Dennoch gehört zum Gesamtbild auch der Fakt, dass Alexander Zverev zum ersten Mal in seinem Leben mit der harten Realität konfrontiert wird. Als zweiter Sohn ambitionierter Tenniseltern, deren erster Sprössling Mischa (31) selbst erfolgreich als Profi aktiv ist, war er groß geworden in der Blase des Profisports. 2012 startete Patricio Apey sein Projekt, aus dem Supertalent eine globale Marke zu schmieden. Alexander Zverev, der durchaus viele andere Interessen hat, musste sich um nichts anderes kümmern, als erfolgreich Tennis zu spielen.

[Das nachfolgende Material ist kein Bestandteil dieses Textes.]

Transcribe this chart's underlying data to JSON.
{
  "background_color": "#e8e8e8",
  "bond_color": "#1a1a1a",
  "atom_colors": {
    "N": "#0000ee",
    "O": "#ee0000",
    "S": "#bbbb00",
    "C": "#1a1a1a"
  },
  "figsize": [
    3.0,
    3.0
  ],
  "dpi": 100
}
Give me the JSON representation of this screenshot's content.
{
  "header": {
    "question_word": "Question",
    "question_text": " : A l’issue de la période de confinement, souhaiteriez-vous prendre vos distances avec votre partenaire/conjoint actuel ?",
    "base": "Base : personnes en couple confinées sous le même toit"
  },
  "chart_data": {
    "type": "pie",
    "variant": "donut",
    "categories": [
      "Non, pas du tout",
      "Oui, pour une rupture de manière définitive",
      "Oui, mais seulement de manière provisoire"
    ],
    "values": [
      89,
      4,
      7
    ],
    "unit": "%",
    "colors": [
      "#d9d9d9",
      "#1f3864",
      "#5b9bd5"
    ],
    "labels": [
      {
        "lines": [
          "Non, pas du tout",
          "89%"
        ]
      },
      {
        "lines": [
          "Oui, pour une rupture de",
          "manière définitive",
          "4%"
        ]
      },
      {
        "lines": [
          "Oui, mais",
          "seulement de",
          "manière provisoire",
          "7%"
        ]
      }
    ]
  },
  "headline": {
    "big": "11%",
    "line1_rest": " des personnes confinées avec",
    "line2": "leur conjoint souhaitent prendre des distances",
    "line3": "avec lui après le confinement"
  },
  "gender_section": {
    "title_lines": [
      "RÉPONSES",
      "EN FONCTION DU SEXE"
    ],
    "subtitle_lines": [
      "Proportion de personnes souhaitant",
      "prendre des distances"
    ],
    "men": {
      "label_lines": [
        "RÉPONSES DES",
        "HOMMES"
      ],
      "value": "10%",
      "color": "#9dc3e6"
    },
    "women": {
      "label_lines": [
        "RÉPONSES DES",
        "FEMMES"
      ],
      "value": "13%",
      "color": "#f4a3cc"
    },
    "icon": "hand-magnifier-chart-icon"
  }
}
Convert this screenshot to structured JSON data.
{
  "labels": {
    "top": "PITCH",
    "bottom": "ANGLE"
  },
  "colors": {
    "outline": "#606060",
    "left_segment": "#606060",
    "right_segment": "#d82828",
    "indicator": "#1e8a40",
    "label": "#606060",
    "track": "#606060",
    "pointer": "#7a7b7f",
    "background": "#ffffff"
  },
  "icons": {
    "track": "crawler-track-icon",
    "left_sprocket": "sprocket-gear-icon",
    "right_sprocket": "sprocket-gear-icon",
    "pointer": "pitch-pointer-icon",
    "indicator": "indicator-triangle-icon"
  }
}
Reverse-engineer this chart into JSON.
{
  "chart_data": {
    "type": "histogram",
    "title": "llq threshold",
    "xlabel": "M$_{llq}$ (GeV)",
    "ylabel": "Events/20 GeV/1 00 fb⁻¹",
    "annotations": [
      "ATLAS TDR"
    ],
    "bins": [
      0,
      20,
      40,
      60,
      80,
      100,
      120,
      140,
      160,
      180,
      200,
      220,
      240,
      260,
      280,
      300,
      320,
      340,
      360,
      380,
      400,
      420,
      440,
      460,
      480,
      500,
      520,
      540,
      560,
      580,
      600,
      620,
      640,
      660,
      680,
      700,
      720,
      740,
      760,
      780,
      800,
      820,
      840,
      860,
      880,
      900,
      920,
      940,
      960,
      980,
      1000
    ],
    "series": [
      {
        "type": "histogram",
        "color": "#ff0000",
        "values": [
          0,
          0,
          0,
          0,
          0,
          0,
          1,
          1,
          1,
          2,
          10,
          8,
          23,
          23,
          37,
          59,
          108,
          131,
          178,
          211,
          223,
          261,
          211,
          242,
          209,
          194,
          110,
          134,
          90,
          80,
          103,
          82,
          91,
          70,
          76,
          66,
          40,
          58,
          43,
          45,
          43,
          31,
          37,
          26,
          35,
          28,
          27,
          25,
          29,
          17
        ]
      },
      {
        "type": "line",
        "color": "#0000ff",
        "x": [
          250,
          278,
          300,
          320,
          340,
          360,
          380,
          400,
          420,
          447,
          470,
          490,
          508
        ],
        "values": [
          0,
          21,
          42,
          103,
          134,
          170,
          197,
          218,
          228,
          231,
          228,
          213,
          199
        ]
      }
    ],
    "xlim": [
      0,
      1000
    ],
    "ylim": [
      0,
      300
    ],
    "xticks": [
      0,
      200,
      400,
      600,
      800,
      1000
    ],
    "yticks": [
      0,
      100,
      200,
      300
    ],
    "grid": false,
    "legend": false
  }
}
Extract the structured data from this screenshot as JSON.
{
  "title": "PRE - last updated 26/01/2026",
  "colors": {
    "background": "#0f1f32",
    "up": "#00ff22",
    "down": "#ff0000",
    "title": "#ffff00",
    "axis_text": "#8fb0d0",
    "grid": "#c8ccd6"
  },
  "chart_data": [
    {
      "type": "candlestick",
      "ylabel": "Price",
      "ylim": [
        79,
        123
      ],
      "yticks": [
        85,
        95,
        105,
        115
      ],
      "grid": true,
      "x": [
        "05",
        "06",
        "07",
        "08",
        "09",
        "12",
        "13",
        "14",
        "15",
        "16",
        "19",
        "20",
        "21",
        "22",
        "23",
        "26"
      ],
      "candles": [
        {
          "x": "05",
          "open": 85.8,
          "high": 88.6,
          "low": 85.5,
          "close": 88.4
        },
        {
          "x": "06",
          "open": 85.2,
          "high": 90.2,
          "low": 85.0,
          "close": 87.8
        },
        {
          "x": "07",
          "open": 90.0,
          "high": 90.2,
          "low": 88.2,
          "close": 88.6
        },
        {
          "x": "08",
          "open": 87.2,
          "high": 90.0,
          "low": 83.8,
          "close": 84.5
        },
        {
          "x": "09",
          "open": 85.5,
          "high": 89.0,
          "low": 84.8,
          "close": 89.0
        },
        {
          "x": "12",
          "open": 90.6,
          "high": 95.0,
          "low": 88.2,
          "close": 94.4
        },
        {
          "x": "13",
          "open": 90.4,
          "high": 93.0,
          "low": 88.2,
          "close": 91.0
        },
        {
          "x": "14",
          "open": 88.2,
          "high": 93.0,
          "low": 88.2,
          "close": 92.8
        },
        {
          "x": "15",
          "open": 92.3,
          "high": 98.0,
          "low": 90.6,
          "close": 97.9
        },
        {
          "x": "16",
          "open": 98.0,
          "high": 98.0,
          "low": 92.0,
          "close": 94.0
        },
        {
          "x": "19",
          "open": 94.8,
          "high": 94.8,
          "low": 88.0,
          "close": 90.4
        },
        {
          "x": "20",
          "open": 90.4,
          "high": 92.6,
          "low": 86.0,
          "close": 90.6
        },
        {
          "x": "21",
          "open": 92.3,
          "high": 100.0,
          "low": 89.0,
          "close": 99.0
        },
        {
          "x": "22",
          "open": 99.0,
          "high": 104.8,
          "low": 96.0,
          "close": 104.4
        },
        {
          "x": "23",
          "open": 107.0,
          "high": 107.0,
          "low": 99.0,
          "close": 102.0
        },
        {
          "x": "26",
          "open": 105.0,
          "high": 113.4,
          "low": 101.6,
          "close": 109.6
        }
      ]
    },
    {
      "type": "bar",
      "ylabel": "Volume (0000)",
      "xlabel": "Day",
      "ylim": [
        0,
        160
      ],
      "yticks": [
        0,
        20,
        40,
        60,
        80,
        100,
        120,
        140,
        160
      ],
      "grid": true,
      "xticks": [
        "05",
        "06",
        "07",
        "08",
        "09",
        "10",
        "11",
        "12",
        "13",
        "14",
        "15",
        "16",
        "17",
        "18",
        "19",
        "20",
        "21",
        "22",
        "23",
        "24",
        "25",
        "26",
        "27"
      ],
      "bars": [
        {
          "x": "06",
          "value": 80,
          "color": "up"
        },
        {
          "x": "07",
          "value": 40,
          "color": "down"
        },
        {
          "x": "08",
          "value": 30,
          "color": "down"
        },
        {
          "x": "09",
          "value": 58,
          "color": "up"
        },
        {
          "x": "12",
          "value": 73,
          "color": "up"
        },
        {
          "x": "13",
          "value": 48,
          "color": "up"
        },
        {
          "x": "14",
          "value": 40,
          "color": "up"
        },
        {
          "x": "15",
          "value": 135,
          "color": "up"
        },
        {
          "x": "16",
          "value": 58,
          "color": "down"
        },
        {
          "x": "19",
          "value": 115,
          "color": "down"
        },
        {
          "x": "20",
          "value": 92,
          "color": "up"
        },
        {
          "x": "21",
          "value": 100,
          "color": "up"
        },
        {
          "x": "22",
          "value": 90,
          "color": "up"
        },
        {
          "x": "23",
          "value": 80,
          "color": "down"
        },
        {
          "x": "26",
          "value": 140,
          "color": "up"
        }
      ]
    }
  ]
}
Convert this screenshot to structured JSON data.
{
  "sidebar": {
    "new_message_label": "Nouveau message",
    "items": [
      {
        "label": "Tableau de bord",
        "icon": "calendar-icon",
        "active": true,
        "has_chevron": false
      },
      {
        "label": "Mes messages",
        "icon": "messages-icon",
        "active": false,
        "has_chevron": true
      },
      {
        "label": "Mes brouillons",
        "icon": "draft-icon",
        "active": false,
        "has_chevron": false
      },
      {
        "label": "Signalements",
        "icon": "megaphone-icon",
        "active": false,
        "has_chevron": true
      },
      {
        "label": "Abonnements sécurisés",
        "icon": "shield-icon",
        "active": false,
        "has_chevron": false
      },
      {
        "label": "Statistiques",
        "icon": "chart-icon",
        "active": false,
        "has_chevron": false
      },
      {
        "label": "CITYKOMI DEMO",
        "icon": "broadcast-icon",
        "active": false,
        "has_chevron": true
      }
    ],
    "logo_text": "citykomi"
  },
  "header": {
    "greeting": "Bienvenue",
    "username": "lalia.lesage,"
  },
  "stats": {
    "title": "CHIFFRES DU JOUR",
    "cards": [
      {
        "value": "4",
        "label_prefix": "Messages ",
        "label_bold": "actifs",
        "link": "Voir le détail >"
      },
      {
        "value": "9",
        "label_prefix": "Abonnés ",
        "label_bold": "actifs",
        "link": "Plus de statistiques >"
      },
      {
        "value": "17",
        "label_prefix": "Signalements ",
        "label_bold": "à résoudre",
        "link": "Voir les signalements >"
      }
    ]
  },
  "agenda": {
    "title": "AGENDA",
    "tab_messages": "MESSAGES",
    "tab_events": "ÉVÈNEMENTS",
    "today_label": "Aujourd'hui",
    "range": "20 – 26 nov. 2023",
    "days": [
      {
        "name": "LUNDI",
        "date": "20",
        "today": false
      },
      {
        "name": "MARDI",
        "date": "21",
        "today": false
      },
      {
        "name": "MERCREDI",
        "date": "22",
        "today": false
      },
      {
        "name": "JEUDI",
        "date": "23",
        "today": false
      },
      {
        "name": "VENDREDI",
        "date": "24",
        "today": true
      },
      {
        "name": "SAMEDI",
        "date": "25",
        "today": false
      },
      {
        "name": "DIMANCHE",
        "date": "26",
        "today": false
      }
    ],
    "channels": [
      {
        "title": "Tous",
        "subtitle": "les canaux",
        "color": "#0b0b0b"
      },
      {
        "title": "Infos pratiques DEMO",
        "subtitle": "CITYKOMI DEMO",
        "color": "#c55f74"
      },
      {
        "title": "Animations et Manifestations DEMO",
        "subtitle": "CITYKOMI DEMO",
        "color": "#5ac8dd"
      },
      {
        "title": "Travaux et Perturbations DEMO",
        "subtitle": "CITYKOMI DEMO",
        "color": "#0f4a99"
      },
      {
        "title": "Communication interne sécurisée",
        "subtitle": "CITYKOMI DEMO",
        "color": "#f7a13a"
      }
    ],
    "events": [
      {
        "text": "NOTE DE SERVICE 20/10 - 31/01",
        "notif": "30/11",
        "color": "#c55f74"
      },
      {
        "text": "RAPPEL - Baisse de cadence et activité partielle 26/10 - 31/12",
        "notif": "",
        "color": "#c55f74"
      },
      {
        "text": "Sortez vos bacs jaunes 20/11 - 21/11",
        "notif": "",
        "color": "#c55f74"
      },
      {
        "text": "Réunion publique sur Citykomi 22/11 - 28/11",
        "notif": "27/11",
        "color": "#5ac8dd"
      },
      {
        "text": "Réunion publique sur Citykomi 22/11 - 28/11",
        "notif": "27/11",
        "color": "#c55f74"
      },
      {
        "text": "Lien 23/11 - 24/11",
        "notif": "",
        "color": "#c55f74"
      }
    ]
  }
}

Zverev verfängt sich im Wirrwarr der Anweisungen
Das tat er bis Ende 2018. Dann kam die Trennung von Apey, es folgte ein Kompetenzstreit in seinem Trainerteam. Vater Alexander senior, der über viele Jahre die Hauptarbeit geleistet hatte, versteht sich nicht mit dem vom Sohn engagierten Honorarcoach Ivan Lendl. Beide wollen die Richtung vorgeben, ohne aber am selben Strang zu ziehen. Wer sich im Wirrwarr der Anweisungen verfängt, ist Zverev.
Nun steht er hilflos vor den Trümmern, die er selbst geschlagen hat und die kein anderer als er selbst aus dem Weg räumen kann. Er muss Klarheit schaffen in den kommenden Wochen, indem er vielleicht versucht, persönlich den Streit mit Patricio Apey beizulegen, anstatt ein monatelanges Verfahren durchzupauken. Und er muss, wenn er von Ivan Lendl überzeugt ist, die Abnabelung vom Vater vollziehen, was angesichts der extrem engen Familienbindung kaum vorstellbar erscheint, oder aber sich von Lendl trennen.
Bruder Mischa fehlt die "Killermentalität"
Helfen kann ihm vor allem sein Bruder. Mischa fehlte, um es ganz nach oben zu schaffen, vor allem die Rücksichtslosigkeit gegenüber Mitmenschen, die man Spitzensportlern wie Alexander gern als „Killermentalität“ attestiert. Aber er besitzt „Soft Skills“ wie Offenheit, Ehrlichkeit und Einfühlungsvermögen, die unabdingbar sind, wenn man Konflikte lösen will.
Gemeinsam haben die Zverevs den Weg an die Spitze gemeistert, nun müssen sie gemeinsam die besten Lösungen suchen, damit Alexander zu sich finden kann. Es wäre sein größter Sieg. Denn wenn er scheitert, wird er viel mehr verlieren als nur ein Tennismatch.